You never were as brave as Chara, and when the time comes that you’re the one who’s trapped, you can’t bring yourself to take that final step. You know what they’d have done; they’d have refused to linger, plain and simple, especially once it became clear to them that there was no way out. They’d have ended things quickly and cleanly, satisfied with doing so on their own terms, and then the story would have been over. A sad ending, but an ending nonetheless.
But you could never be like Chara, no matter how you longed to be. You were only ever Asriel, coward and crybaby, and the primal terror that had flooded you during that first and only glimpse you ever took over the precipice had been enough to make you want to live.
You have never really wanted to die.
Chara is, of course, the first person you see when you awaken. They’re just as dazed as you are in their new skin, but they stumble with every step and you quickly realize that they’re struggling to walk. Of course, you think, silently chastising yourself even as you throw your arms around them in tearful joy, babbling and blubbering about how long it’s been. Neither of you have had your bodies for quite some time, but at least you’ve been corporeal.
The first time they pitch over, you offer to carry them. They decline, but still allow you to offer them your shoulder, and together, you go to meet the sun.
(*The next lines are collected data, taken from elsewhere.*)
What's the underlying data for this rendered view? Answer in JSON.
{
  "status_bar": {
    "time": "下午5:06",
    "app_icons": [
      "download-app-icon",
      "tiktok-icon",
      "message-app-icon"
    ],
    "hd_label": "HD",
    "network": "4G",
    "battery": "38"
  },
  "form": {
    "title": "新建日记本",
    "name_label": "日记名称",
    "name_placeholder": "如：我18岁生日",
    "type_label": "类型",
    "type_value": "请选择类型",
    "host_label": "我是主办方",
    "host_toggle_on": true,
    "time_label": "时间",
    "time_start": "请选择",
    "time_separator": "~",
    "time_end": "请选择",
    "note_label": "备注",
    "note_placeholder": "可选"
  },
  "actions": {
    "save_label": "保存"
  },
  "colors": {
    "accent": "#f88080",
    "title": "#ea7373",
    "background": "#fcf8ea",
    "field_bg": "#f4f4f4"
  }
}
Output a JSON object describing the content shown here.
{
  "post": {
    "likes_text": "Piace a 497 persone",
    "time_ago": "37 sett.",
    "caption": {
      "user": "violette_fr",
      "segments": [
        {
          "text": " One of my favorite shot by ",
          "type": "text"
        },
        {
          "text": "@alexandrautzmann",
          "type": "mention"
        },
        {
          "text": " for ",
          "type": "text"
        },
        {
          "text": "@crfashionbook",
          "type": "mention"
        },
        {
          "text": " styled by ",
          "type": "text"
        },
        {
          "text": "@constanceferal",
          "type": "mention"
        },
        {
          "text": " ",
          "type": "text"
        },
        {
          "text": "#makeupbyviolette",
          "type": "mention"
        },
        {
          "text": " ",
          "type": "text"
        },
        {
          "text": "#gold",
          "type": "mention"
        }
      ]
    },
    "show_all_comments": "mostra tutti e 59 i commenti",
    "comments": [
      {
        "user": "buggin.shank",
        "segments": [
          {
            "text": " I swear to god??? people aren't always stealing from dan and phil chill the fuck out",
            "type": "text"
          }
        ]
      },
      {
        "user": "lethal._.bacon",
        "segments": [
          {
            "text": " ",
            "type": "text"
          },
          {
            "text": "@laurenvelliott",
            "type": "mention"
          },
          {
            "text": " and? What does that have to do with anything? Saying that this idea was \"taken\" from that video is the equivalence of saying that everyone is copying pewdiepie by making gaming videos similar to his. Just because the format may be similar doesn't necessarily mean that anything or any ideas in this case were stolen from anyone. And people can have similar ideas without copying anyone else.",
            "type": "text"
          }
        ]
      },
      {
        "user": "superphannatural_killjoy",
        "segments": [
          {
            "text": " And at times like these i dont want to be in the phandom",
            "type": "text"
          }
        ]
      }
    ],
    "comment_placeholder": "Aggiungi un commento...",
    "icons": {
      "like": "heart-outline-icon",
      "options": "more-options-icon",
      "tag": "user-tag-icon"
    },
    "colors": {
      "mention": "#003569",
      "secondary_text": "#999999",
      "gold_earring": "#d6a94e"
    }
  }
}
There should be joy here as well, you think as the two of you lean on one another and navigate the craggy mountain path. There had been joy—an eruption of it, alongside hate and rage and love and all the other things that you have not been able to feel until they’d suddenly returned to you. But it’s gradually beginning to subside, leaving only worry behind. Worry about Chara, who looks frailer than you’ve ever seen them, even in their restored state. Worry about the ache blooming in your shoulders, too, especially as they lean on you more and more. You worry—what if you buckle? What if you can’t support them?
You have to, you realize as the silhouetted figures in the distance draw ever closer. They’ve supported you as long as you’ve known them, figuratively if not literally. As a child, they drew you out of your loneliness and lit a spark of joy in you that you’d have not known otherwise. Now, they’ve helped to save your lives and the entire Underground when you almost destroyed them both. You can’t be allowed to buckle, not when you’ve already disappointed them and everybody else in every possible way.
“Asriel,” somebody gasps—you’re not sure who—and then you and Chara are engulfed in a sea of bodies as every monster gathered rushes to embrace you.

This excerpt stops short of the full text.